The metabotropic glutamate (mGlu) receptors belong to the Class C family of G protein-coupled receptors (GPCRs) and are involved with the modulation of neuronal excitability and synaptic transmission within the central nervous system. Through the development of selective tool compounds, several mGlu receptors have recently been implicated in diseases such as Alzheimer’s disease, Parkinson’s disease, and schizophrenia. Of the eight mGlu receptors, perhaps the least is known about mGlu7 due to the lack of fully selective tool compounds. Therefore, in order to understand the pharmacological and therapeutic relevance of this receptor, we propose that the use of an allosteric probe development strategy will engender the levels of selectivity needed in order to further interrogate the physiological importance of mGlu7 via the development of both negative and positive allosteric modulators. Thiomorpholines and their oxidized congeners (thiomorpholine 1,1-dioxides) are privileged medicinal chemistry scaffolds. However, synthetic routes to access 2-substituted thiomorpholines and 2-substituted thiomorpholine 1,1-dioxides rely on the use of chiral chromatography to obtain enantiomerically enriched substrates. Due to the lack of enantioselective synthetic routes, we present a robust, enantioselective synthetic strategy for obtaining either enantiomer of 2-substituted thiomorpholines and 2-substituted thiomorpholine 1,1-dioxides utilizing organocatalysis.
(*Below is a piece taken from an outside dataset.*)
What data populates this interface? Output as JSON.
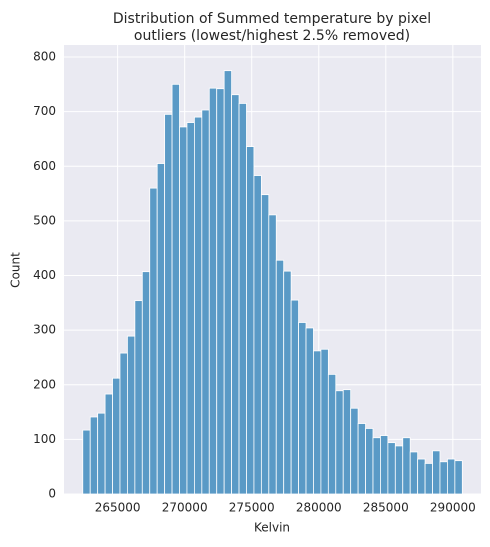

The rise of antimycotic resistance has become a serious problem for patients suffering from azole-resistant fungal infections. Recently, efforts have focused on the identification of natural products that could serve as viable alternatives to azole-based therapeutics. Melearoride A, a natural product isolated from the marine fungus Penicillium meleagrinum var. viridiflavum, was recently isolated in 2016 by Koyama and coworkers and was shown to display synergistic activity with fluconazole against azole-resistant strains of Candida albicans. Therefore, we present a robust, modular synthetic strategy for accessing both enantiomers of Melearoride A that is amenable to future antifungal SAR studies.